In that sense, infrastructure programs in the Northeast need to be highly context-sensitive. In the Northeast, this “context” is made up of an intricate set of endemic and emerging parameters – ecological vulnerability, geomorphological shifts, annual floods, agrarian patterns, social friction, and climate change. There is little to suggest that the Act East Policy’s infrastructure push recognizes these complex realities.

Lack of Institutional Attention

Discussions on disaster mitigation within the connectivity and development narratives for the Northeast are either afterthoughts or institutionally framed in non-specific terms.

For instance, in his speech at a February 2021 event on the Act East Policy and India-Japan cooperation, External Affairs Minister Dr. S. Jaishankar, only mentioned “disaster management” somewhere toward the end, clubbing it with “urban planning” in a lone sentence. On May 28 this year, in his inaugural speech at the NADI Asian Confluence River Conclave in Guwahati, a major event hinged on the Act East Policy’s logic and aims, Jaishankar made no mention of “floods” – even though the deluge had already begun in the Northeast.

The India-Japan cooperative framework for the Northeast, which is currently driven by their joint Act East Forum (AEF), does touch upon resilience and disaster mitigation. The “India-Japan Sustainable Development Initiative for the North Eastern Region of India,” signed by both countries during Prime Minister Kishida Fumio’s India visit in March, has a section dedicated to “Disaster Resilience” and talks about “pursuing resilient connectivity.” There was also the usual expression of sympathy and solidarity by Tokyo for those affected by this year’s deluge.

While this is a solid reference point for the Act East Policy, here again, the focus is limited to protecting the infrastructure itself, rather than the communities around it (or those affected by it). There is also a preoccupation with emergency measures, rather than long-term mitigation.

Further, one of the priority action areas for the AEF is expansion of hydropower projects in the Northeast. This essentially means more dams breaking the region’s rivers. One doesn’t need to be a hydrologist to see the treacherous relationship between dams and floods in the Northeast. The reckless manner in which dams and reservoirs are operated in the region has directly caused floods, as Saikia and Krishnaswamy also point out. Moreover, dams in one state often exacerbate floods in downstream states, which is made worse by an absolute lack of inter-state coordination.

Fresh Approach Needed

International donor agencies that are closely involved in building infrastructure in the Northeast, such as the Japan International Cooperation Agency, should push the Indian government to foreground resilience and mitigation within the overall connectivity blueprint. They should mobilize parallel funding for structural and non-structural flood mitigation measures to ensure that their highways and bridges don’t weaken local capacities to deal with floods.

In fact, all funders of connectivity projects must go beyond the traditional Environment Impact Assessment model and adopt a more wholesome, context-sensitive framework to understand how their projects could affect the floodplains and vulnerable local communities in the region.

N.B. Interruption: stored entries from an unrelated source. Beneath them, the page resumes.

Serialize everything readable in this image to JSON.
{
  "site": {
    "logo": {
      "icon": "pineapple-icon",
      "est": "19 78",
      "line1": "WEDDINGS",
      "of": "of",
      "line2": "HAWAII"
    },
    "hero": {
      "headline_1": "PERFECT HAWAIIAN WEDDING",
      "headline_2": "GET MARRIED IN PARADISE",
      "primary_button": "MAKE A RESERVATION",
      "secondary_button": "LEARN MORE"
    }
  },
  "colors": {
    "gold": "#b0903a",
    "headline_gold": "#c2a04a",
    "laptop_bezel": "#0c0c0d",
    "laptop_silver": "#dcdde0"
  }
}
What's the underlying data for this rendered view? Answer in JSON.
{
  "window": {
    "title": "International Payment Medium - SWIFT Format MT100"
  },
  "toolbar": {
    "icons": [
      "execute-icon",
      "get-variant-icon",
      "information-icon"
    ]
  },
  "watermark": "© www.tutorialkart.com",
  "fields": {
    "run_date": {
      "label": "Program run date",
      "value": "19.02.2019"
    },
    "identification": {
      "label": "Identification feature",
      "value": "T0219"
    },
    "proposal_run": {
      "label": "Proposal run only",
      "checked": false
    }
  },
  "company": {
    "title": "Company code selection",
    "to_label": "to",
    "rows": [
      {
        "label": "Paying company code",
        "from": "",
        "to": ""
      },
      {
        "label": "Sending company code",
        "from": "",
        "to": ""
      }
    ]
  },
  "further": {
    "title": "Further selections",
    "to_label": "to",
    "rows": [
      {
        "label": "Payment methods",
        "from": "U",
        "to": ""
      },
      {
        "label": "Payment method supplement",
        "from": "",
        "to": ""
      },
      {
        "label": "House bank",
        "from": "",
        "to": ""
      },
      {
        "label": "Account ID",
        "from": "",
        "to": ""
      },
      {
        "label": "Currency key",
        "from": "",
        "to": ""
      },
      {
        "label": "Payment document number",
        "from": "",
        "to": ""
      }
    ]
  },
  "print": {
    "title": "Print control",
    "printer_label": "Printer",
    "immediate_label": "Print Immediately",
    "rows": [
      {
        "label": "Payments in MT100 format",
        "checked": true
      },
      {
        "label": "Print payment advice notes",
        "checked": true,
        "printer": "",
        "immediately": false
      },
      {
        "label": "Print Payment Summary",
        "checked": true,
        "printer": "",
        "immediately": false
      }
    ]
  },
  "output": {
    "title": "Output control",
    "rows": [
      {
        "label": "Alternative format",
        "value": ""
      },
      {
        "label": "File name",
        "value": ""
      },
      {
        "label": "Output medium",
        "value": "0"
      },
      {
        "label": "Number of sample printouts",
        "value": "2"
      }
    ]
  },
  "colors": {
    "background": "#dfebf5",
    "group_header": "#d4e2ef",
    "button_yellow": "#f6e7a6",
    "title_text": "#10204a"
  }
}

Natural forces cannot be tamed, but communities can be equipped to preempt large-scale disasters (such as mega-floods) and thus, prepare better. The Act East Policy, in its current form, doesn’t even attempt to do this.

This year’s floods should be a wake-up call for those at the helm of taking this policy forward. If it doesn’t adapt itself to the evolving geological, ecological and sociopolitical vulnerabilities of Northeast India, including climate change, the Act East Policy risks turning into a tool for industrialized exploitation and destruction of this complex region.